Lucas Baldez | Sputnik
Os presidentes russo, Vladimir Putin, e turco, Recep Tayyip Erdogan, se reúnem nesta sexta-feira (5), em Sochi, na Rússia, em mais uma aproximação na busca por uma solução para o conflito na Ucrânia.
Comboio militar da Turquia atravessa a vila de Urum al-Jawz, na província de Idlib, na Síria, em 20 de outubro de 2020. © AP Photo / Ghaith Alsayed |
Após o acordo mediado pela Turquia que viabilizou o escoamento, via mar Negro, da produção ucraniana de grãos, no fim de julho, há a expectativa de que a nova rodada de conversas seja mais um capítulo em direção a um possível acordo de paz entre Rússia e Ucrânia.
No entanto, para o cientista político e professor de relações internacionais Bruno Lima Rocha, Ancara precisará ir além se desejar de fato ser o principal ator na mediação entre Moscou e Kiev.
"Rússia e Turquia são rivais de forma indireta em alguns conflitos, como na Líbia e na Síria. Entendo que a Turquia tenha que recuar na ocupação territorial da Síria para poder avançar em um acordo de paz com a Rússia", afirmou Rocha, em entrevista à Sputnik Brasil.
O Exército turco está presente em áreas do norte do território sírio, na fronteira com a Turquia, e já lançou três grandes operações na Síria, entre 2016 e 2019.
Atualmente o país planeja uma operação contra Tal Rifaat e Manbij, duas cidades sob o controle das Unidades de Proteção Popular (YPG, na sigla em curdo), milícia curda que o governo turco acusa de ser filiada ao Partido dos Trabalhadores do Curdistão (PKK, na sigla em curdo), classificada como terrorista por Ancara.
No dia 19 de julho, Putin e Erdogan se reuniram na capital do Irã com o presidente iraniano, Ebrahim Raisi, para tratar sobre o conflito na Síria. Moscou e Teerã apoiam o governo sírio de Bashar al-Assad e Ancara apoia rebeldes na região.
Apesar da divergência na Síria, o especialista em relações internacionais indica que a navegação no mar Negro pode se dar por um domínio conjunto entre Rússia e Turquia, por meio de um acordo entre os países que exercem projeção de poder na região.
"Creio que um fator positivo que pode avançar em um acordo de paz ou na permissão do comércio de grãos de forma permanente na Ucrânia é um 'codomínio', eu diria, entre as marinhas russa e turca no mar Negro e no acesso aos estreitos, e também na navegação do mar Egeu", apontou.
Rocha afirma que o Império Otomano, Estado predecessor da Turquia, "foi a última centralidade da governança islâmica" no mundo, que girava em torno de Istambul.

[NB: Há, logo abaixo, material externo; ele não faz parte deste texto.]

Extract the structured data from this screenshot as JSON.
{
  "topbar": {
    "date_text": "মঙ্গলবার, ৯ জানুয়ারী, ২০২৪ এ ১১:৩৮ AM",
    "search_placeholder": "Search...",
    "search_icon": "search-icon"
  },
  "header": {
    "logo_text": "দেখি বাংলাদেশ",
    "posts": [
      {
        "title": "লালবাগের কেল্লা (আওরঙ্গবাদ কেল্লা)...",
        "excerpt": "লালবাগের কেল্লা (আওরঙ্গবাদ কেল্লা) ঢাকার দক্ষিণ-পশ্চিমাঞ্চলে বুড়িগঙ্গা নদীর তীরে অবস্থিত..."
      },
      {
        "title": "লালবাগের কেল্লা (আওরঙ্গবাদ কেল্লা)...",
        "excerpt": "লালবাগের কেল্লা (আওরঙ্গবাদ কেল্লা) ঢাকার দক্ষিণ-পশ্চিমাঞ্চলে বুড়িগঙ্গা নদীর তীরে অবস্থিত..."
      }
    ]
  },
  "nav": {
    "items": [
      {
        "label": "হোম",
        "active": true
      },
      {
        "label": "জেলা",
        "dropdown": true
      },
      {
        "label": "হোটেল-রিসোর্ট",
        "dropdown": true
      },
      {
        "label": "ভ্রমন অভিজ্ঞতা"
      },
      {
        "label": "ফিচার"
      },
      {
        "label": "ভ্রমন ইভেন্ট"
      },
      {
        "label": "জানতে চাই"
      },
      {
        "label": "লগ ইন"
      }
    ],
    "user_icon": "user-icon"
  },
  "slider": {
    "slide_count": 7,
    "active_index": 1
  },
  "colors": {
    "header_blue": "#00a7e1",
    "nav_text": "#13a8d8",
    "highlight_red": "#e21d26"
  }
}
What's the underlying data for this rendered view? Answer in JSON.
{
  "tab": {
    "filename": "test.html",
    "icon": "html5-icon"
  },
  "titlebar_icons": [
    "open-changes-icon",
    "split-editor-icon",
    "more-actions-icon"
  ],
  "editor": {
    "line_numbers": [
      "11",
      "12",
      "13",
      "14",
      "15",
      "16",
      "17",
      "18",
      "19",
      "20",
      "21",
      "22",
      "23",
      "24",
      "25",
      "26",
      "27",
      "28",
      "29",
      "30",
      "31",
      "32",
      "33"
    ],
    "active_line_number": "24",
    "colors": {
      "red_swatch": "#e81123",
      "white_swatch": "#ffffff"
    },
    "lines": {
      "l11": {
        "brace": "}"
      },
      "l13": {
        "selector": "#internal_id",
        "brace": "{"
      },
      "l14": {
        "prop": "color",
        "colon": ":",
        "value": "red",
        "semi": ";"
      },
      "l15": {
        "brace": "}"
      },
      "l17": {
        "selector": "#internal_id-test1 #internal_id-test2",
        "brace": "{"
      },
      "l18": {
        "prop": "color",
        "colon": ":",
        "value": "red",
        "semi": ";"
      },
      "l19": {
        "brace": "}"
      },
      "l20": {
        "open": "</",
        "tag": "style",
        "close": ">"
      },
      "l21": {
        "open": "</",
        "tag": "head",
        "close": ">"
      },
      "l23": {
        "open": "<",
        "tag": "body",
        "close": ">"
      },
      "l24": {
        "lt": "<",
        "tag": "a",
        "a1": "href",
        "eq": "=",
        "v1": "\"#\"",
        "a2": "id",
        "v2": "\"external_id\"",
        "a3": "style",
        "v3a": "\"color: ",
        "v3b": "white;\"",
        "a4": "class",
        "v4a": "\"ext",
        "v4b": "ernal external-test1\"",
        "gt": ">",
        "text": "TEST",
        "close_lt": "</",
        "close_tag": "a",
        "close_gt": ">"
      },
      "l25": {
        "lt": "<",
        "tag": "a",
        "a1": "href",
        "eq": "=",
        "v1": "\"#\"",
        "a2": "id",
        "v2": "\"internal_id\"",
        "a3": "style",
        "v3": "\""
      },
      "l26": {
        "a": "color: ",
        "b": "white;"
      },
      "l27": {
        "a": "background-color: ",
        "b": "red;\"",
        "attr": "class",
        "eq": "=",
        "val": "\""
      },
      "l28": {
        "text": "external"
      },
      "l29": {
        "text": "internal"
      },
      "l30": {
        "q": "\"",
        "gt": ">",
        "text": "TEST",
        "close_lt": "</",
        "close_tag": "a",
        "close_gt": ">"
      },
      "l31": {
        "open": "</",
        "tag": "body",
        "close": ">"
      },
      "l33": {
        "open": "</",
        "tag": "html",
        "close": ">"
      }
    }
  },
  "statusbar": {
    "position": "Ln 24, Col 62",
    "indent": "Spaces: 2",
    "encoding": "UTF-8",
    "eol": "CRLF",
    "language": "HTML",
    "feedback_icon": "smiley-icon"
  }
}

Segundo ele, a Turquia moderna "é muito mais nacionalista turca".
Porém, em sua análise, a partir do fim dos anos 1990, em especial com a ascensão de Erdogan, a Turquia reforçou sua influência nos países islâmicos e no continente africano.
"Ressalto esses dois fatores: na Ásia Central, a Turquia projeta poder pelas relações étnico-culturais linguísticas, tendo, em todo o mundo islâmico, relação com o sunismo, muitas vezes conservadora; e na presença no continente africano", destacou.
Além disso, o cientista político lembra que a Turquia possui o segundo maior contingente militar da Organização do Tratado do Atlântico Norte (OTAN), mais um motivo para sua importância estratégica.
"Ela ainda tem uma perna enorme no mundo europeu. E essa multiplicidade de cenários é a versão neo-otomana", disse.
UE não tem força para se contrapor a interesses dos EUA, diz especialista
Em entrevista à Sputnik Brasil, nesta semana, o ex-chanceler brasileiro Celso Amorim ressaltou sua "grande admiração pela capacidade diplomática da Turquia", citando diversos conflitos com os quais o país já lidou historicamente.
Ele afirmou estar "decepcionado" com a União Europeia (UE) pela falta de ação na crise ucraniana e propôs uma conferência internacional que envolvesse países europeus, como Alemanha e França, a China e mais dois ou três nações em desenvolvimento, além da Turquia.
Bruno Lima Rocha, porém, descarta essa possibilidade. Ele aponta que "Alemanha e França, pilares da UE, são aliadas subalternas dos EUA", que estão envolvidos no conflito fornecendo armamentos a Kiev e liderando sanções antirrussas.
O especialista avalia que as diplomacias chinesa e turca são pragmáticas e versáteis e poderiam encontrar uma agenda positiva de coordenação, mas não acredita na força dos europeus neste jogo de poderes.
"Não vejo mais a União Europeia como uma forma viável de confrontar a projeção de poder, ainda que decadente, dos EUA", afirmou.